I have a question with regards to filtering the feature tables. According to QIIME1 you could specify the percentage you wanted to filter (i.e. to filter at 1% specify 0.01) as follows : - --min_count_fraction Fraction of the total observation (sequence) count to apply as the minimum total observation count of an otu for that otu to be retained.

@Nicholas_Bokulich addressed low abundance filtering in 2013, recommending: "For datasets where a mock community is not included for calibration, we recommend the conservative threshold of (c = 0.005%). "
c=otu abundance threshold.

I just read a recent thread where @Nicholas_Bokulich states that “the feature abundance filtering protocols recommended in the 2013 Nature Methods paper are not tested in conjunction with dada2 and are most likely unnecessary”.
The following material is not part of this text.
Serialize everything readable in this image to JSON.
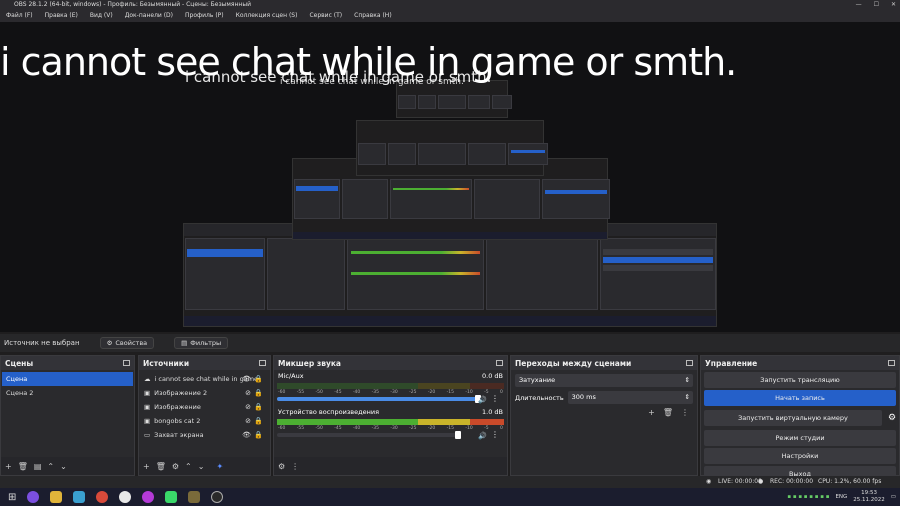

I am now using QIIME2 and after running DADA2 on my samples my feature table contains 3,159 features (total frequency 10,482,132). I have conducted contingency-filtering to filter out singletons after running DADA2 and end up with a total of 1,250 features (total frequency 10,304,300). I have read several papers and some people filter further at 0.005% or even at 0.1% (end up with feature tables containing 100-500 features).

If I filter at 0.005% my feature table contains 536 features (total frequency 10,252,159) and at 0.1% 101 features (total frequency 9,265,493).
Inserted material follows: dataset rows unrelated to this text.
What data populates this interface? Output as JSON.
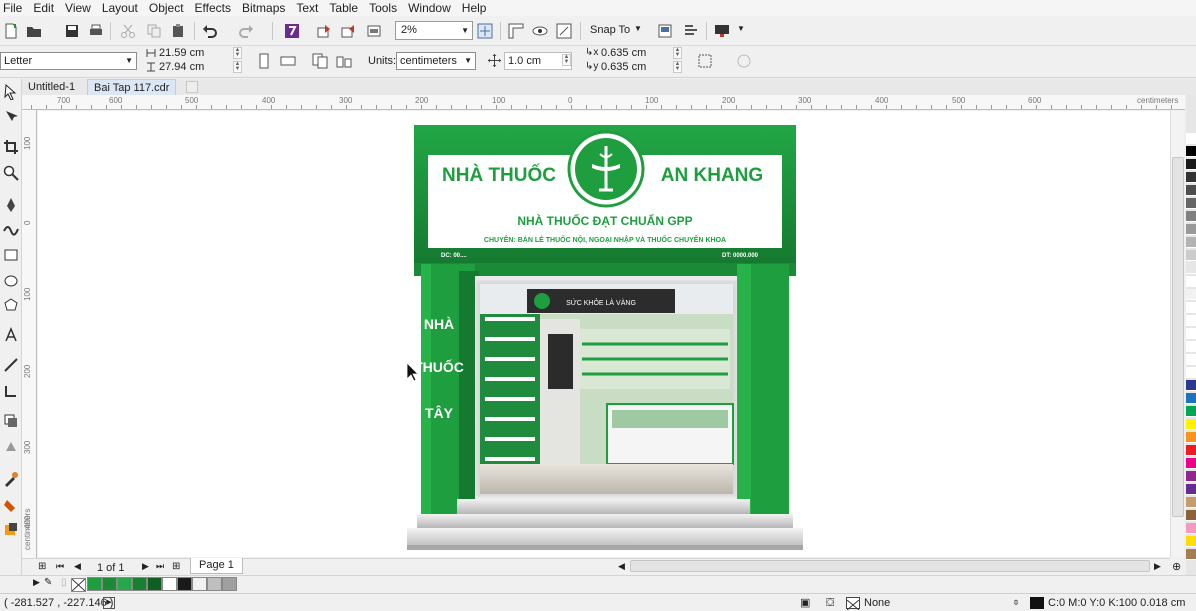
{
  "menu": [
    "File",
    "Edit",
    "View",
    "Layout",
    "Object",
    "Effects",
    "Bitmaps",
    "Text",
    "Table",
    "Tools",
    "Window",
    "Help"
  ],
  "toolbar": {
    "zoom": "2%",
    "snap_to": "Snap To"
  },
  "property_bar": {
    "page_size": "Letter",
    "width": "21.59 cm",
    "height": "27.94 cm",
    "units_label": "Units:",
    "units": "centimeters",
    "nudge": "1.0 cm",
    "dup_x": "0.635 cm",
    "dup_y": "0.635 cm"
  },
  "doc_tabs": [
    {
      "label": "Untitled-1",
      "active": false
    },
    {
      "label": "Bai Tap 117.cdr",
      "active": true
    }
  ],
  "ruler": {
    "h_labels": [
      "700",
      "600",
      "500",
      "400",
      "300",
      "200",
      "100",
      "0",
      "100",
      "200",
      "300",
      "400",
      "500",
      "600"
    ],
    "h_unit": "centimeters",
    "v_labels": [
      "100",
      "0",
      "100",
      "200",
      "300",
      "400"
    ],
    "v_unit": "centimeters"
  },
  "artwork": {
    "store_name_left": "NHÀ THUỐC",
    "store_name_right": "AN KHANG",
    "headline": "NHÀ THUỐC ĐẠT CHUẨN GPP",
    "subline": "CHUYÊN: BÁN LẺ THUỐC NỘI, NGOẠI NHẬP VÀ THUỐC CHUYÊN KHOA",
    "address": "DC: 00....",
    "phone": "DT: 0000.000",
    "pillar_text": [
      "NHÀ",
      "THUỐC",
      "TÂY"
    ],
    "interior_sign": "SỨC KHỎE LÀ VÀNG"
  },
  "page_nav": {
    "count": "1 of 1",
    "page_tab": "Page 1"
  },
  "status": {
    "coords": "( -281.527 , -227.146 )",
    "fill": "None",
    "outline": "C:0 M:0 Y:0 K:100  0.018 cm"
  },
  "colors": {
    "brand_green": "#1f9e3f",
    "dark_green": "#157a30",
    "light_green": "#27b34a"
  },
  "palette": [
    "#ffffff",
    "#000000",
    "#1a1a1a",
    "#333333",
    "#4d4d4d",
    "#666666",
    "#808080",
    "#999999",
    "#b3b3b3",
    "#cccccc",
    "#e6e6e6",
    "#ffffff",
    "#f2f2f2",
    "#ffffff",
    "#ffffff",
    "#ffffff",
    "#ffffff",
    "#ffffff",
    "#ffffff",
    "#2b3990",
    "#1c75bc",
    "#00a651",
    "#fff200",
    "#f7941d",
    "#ed1c24",
    "#ec008c",
    "#92278f",
    "#662d91",
    "#c69c6d",
    "#8c6239",
    "#f49ac1",
    "#ffdd00",
    "#a67c52"
  ],
  "doc_palette": [
    "#1f9e3f",
    "#1b8a37",
    "#26a84a",
    "#178033",
    "#0f5e24",
    "#ffffff",
    "#1a1a1a",
    "#f2f2f2",
    "#bfbfbf",
    "#9f9f9f"
  ]
}
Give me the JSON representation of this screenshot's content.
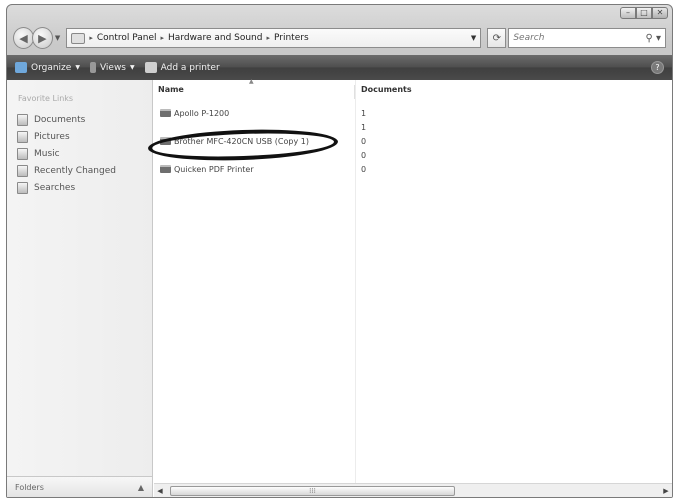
{
  "address": {
    "crumbs": [
      "Control Panel",
      "Hardware and Sound",
      "Printers"
    ],
    "refresh_glyph": "⁴⁺ⱼ"
  },
  "search": {
    "placeholder": "Search"
  },
  "toolbar": {
    "organize_label": "Organize",
    "views_label": "Views",
    "add_printer_label": "Add a printer"
  },
  "nav_pane": {
    "title": "Favorite Links",
    "items": [
      {
        "label": "Documents",
        "icon": "documents-icon"
      },
      {
        "label": "Pictures",
        "icon": "pictures-icon"
      },
      {
        "label": "Music",
        "icon": "music-icon"
      },
      {
        "label": "Recently Changed",
        "icon": "recent-icon"
      },
      {
        "label": "Searches",
        "icon": "searches-icon"
      }
    ],
    "folders_label": "Folders"
  },
  "columns": {
    "name": "Name",
    "documents": "Documents"
  },
  "printers": [
    {
      "name": "Apollo P-1200",
      "documents": "1"
    },
    {
      "name": "",
      "documents": "1"
    },
    {
      "name": "Brother MFC-420CN USB (Copy 1)",
      "documents": "0"
    },
    {
      "name": "",
      "documents": "0"
    },
    {
      "name": "Quicken PDF Printer",
      "documents": "0"
    }
  ],
  "colors": {
    "toolbar": "#4d4d4d",
    "nav_pane": "#f0f0f0",
    "annotation": "#111111"
  }
}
What is considered to be acceptable? I would be grateful if someone could recommend an approach to use.

Thank you!

1 Like

Hi @thextramile,
You have already read my advice that this type of filtering is not necessary following dada2. That said, it is your choice if you still want to filter. I would not recommend filtering at a 0.1% abundance threshold, though — that’s extremely stringent, and definitely would skew your results especially after running through dada2.
Good luck!

1 Like

This topic was automatically closed 31 days after the last reply. New replies are no longer allowed.